La transmission expérimentale d’amyloïdoses systémiques, non associées à des processus neurodégénératifs, mais qui pourrait se faire par un mécanisme de type prion, a déjà été décrite 94. Il s’agit d’amyloïdoses résultant de l’agrégation et du dépôt dans différents tissus d’un fragment amyloïde dérivé d’une protéine sérique amyloïde A (SAA). Ces amyloïdoses sont observées lors d’infection ou de processus inflammatoires type arthrite rhumatoïde chez l’homme. Elles existent aussi chez d’autres espèces de rongeurs et d’oiseaux et l’on n’en connaît pas toujours l’étiologie. Depuis les années 1980, un modèle expérimental de ce type d’amyloïdose existe chez la souris où la SAA est induite en 2 à 3 semaines par un stimulus inflammatoire. La phase de latence peut être réduite par inoculation d’extraits de rates de souris présentant des plaques amyloïdes et ce sont les fibres amyloïdes elles-mêmes qui servent de facteur accélérant le processus. On retrouve ici un mécanisme d’amplification de l’agrégation ressemblant à celui observé dans les maladies à prions, agrégation qui peut être transférée en série et est détruite par des agents dénaturants des protéines. Toutefois, le facteur facilitant n’est pas capable seul d’induire une amyloïdose. Le processus inflammatoire est nécessaire pour induire la production d’une quantité importante de protéine SAA qui pourra alors être convertie. Un modèle de souris développant spontanément une maladie inflammatoire entraînant la formation de dépôts amyloïdes type SAA, a été utile pour évaluer l’effet facilitateur de certaines structures amyloïdes qui pourraient être présentes dans l’alimentation ou encore de peptides synthétiques produits à but technologique, mais non reliés à des amyloïdoses.
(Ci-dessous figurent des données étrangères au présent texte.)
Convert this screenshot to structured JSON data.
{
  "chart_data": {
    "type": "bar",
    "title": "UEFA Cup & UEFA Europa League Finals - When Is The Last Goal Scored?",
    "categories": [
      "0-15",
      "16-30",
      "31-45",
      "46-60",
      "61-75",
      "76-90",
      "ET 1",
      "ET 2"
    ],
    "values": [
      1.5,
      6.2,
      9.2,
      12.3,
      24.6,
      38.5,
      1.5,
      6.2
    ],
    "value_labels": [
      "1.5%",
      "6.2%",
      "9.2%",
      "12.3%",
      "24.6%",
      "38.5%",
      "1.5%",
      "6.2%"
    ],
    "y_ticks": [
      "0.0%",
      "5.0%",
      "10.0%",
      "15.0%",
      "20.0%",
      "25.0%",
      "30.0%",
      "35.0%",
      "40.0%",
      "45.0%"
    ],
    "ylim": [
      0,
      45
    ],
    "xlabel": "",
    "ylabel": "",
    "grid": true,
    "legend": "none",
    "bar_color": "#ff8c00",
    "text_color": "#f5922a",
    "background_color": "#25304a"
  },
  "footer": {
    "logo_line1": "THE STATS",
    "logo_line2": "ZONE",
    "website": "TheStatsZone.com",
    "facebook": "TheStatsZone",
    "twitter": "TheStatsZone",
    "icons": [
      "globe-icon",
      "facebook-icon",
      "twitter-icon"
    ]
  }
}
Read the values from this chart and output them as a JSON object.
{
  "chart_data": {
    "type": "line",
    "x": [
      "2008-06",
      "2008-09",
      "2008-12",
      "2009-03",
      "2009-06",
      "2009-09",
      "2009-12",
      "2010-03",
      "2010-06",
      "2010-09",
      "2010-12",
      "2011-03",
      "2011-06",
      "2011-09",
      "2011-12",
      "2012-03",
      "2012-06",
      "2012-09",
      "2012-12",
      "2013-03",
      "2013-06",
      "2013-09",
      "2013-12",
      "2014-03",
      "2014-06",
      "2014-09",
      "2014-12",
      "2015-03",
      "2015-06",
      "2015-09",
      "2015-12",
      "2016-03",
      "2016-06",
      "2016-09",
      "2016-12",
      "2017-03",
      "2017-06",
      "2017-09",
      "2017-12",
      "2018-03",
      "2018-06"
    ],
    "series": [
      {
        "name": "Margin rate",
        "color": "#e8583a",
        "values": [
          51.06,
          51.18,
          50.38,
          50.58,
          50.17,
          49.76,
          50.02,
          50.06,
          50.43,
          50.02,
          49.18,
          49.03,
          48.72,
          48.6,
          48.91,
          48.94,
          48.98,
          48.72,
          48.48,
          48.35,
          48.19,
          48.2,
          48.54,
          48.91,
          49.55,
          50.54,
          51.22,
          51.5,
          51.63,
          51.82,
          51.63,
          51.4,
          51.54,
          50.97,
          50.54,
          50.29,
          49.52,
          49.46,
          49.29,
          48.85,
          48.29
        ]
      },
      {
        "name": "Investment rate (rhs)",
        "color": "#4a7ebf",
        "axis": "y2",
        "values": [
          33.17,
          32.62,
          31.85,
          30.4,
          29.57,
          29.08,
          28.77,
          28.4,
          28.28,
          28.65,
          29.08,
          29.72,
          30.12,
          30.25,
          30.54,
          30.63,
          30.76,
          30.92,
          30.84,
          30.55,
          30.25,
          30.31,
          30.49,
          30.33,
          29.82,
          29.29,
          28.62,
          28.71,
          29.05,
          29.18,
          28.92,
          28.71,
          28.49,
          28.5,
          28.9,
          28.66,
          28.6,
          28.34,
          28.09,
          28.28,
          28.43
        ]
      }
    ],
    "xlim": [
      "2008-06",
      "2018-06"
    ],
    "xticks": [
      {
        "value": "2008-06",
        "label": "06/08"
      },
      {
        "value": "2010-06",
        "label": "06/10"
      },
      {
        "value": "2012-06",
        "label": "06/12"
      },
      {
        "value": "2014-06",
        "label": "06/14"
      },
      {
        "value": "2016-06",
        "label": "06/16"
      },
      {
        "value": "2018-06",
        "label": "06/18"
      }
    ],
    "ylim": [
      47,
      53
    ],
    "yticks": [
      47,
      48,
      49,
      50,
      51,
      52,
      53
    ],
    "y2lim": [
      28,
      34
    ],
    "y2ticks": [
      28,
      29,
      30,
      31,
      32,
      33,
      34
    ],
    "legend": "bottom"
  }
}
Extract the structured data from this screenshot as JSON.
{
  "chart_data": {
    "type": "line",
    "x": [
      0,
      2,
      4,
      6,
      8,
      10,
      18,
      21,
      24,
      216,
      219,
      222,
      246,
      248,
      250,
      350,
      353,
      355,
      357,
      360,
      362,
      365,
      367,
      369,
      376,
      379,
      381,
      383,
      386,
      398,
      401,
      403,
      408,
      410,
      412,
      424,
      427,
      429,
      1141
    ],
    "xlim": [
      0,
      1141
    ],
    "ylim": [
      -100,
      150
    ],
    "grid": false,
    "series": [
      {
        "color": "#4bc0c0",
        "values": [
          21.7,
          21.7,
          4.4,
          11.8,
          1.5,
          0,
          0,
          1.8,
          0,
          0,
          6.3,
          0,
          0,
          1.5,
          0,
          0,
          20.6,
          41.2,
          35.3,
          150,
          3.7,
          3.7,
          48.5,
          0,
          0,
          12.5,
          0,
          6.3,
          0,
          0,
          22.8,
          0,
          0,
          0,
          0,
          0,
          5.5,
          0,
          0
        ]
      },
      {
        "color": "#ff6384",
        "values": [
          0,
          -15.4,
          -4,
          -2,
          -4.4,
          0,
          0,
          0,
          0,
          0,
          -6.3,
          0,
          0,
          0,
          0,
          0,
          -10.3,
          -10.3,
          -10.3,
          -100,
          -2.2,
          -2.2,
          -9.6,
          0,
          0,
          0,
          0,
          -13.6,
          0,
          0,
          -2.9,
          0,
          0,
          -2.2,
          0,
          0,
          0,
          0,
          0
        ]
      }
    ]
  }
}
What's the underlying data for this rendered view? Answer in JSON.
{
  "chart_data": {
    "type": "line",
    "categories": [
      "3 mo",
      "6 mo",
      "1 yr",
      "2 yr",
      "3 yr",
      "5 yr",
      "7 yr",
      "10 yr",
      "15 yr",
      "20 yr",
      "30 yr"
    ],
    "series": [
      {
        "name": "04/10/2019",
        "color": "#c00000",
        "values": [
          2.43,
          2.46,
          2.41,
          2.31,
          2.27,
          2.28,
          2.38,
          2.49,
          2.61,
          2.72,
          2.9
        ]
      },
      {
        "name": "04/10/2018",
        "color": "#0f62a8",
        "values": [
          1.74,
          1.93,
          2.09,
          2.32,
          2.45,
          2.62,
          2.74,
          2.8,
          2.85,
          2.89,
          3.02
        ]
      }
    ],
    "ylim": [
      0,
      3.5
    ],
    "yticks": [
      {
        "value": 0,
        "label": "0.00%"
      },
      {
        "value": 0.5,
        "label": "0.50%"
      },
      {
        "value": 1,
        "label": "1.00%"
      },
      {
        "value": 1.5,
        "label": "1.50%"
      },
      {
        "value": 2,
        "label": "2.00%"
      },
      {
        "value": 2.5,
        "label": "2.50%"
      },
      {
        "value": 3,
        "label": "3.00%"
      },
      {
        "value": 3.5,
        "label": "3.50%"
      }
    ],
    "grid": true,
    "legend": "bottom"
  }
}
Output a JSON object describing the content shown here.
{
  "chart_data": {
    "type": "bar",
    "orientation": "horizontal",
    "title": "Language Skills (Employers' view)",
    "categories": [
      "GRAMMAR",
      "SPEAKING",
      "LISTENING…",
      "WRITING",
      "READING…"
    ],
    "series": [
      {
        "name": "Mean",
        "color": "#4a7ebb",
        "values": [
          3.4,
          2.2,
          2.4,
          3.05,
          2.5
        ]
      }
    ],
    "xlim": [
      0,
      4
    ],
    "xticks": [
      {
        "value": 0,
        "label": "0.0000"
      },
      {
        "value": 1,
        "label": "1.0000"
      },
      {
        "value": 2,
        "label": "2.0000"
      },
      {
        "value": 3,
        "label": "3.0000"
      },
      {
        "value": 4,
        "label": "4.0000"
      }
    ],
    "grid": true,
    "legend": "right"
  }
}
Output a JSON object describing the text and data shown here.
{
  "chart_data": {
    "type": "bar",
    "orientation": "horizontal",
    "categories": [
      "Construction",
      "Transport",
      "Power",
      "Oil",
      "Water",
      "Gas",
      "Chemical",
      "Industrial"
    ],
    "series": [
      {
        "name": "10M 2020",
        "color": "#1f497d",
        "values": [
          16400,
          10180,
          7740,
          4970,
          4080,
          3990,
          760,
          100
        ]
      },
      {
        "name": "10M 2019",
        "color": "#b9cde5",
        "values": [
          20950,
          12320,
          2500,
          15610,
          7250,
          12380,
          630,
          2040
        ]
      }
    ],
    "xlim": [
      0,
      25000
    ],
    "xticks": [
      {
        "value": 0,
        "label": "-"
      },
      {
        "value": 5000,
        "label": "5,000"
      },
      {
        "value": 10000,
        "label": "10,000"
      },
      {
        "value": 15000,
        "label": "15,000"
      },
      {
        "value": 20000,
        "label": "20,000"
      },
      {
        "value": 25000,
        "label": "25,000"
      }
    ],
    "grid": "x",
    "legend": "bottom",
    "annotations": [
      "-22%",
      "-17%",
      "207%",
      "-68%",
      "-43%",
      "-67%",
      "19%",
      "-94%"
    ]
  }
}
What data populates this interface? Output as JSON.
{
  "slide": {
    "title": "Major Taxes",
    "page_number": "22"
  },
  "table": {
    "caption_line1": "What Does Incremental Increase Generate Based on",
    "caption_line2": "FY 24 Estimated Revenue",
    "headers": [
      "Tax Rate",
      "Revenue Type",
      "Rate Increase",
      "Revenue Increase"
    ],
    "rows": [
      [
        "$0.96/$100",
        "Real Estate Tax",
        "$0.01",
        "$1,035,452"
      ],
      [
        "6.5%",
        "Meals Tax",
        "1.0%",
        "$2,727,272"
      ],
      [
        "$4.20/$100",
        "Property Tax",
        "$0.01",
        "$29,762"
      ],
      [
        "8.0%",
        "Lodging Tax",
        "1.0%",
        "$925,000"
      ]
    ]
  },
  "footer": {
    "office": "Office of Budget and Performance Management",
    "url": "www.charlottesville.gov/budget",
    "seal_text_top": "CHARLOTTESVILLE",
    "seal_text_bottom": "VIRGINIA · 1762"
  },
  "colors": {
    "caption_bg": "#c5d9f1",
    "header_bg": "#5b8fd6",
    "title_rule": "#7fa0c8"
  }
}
Une accélération du processus de formation d’agrégats a ainsi été obtenue chez de telles souris inoculées avec différentes préparations [95 ; 96]. Bien qu’aucun élément épidémiologique ne soit disponible à ce stade, ces études conduisent à se poser des questions sur l’impact que certains facteurs provenant d’activités humaines, pourrait avoir sur le développement de pathologies chez des personnes susceptibles présentant déjà des symptômes inflammatoires [97].
Une autre amyloïdose dite sénile a été décrite chez la souris. Elle s’accompagne au cours du vieillissement de l’accumulation de fibres amyloïdes constituées d’apolipoprotéines AII (A ApoAII) dans différents organes. Il se trouve que l’injection de fibres d’A ApoAII induit une amyloïdose systémique sévère chez de jeunes souris. Cette pathologie est également transmissible par voie orale et l’on retrouve alors dans l’intestin, des plaques amyloïdes qui peuvent ensuite s’étendre à la langue, l’estomac, le cœur et le foie. Ceci peut être rapproché du fait que des dépôts amyloïdes sont retrouvés chez des souris jeunes élevées dans la même cage qu’une souris âgée présentant la pathologie, la transmission se faisant alors par l’intermédiaire des matières fécales. De façon intéressante, on retrouve également un phénomène de souche pour cette amyloïdose qui existe sous forme de 3 types A ApoAII A, B et C [98].
Ces données expérimentales montrent que d’autres amyloïdoses peuvent présenter des propriétés d’infectivité de type prion. Même si ceci n’est pas encore démontré dans la nature, on ne peut exclure que d’autres pathologies associées à des maladies conformationnelles puissent être transmises dans certaines circonstances.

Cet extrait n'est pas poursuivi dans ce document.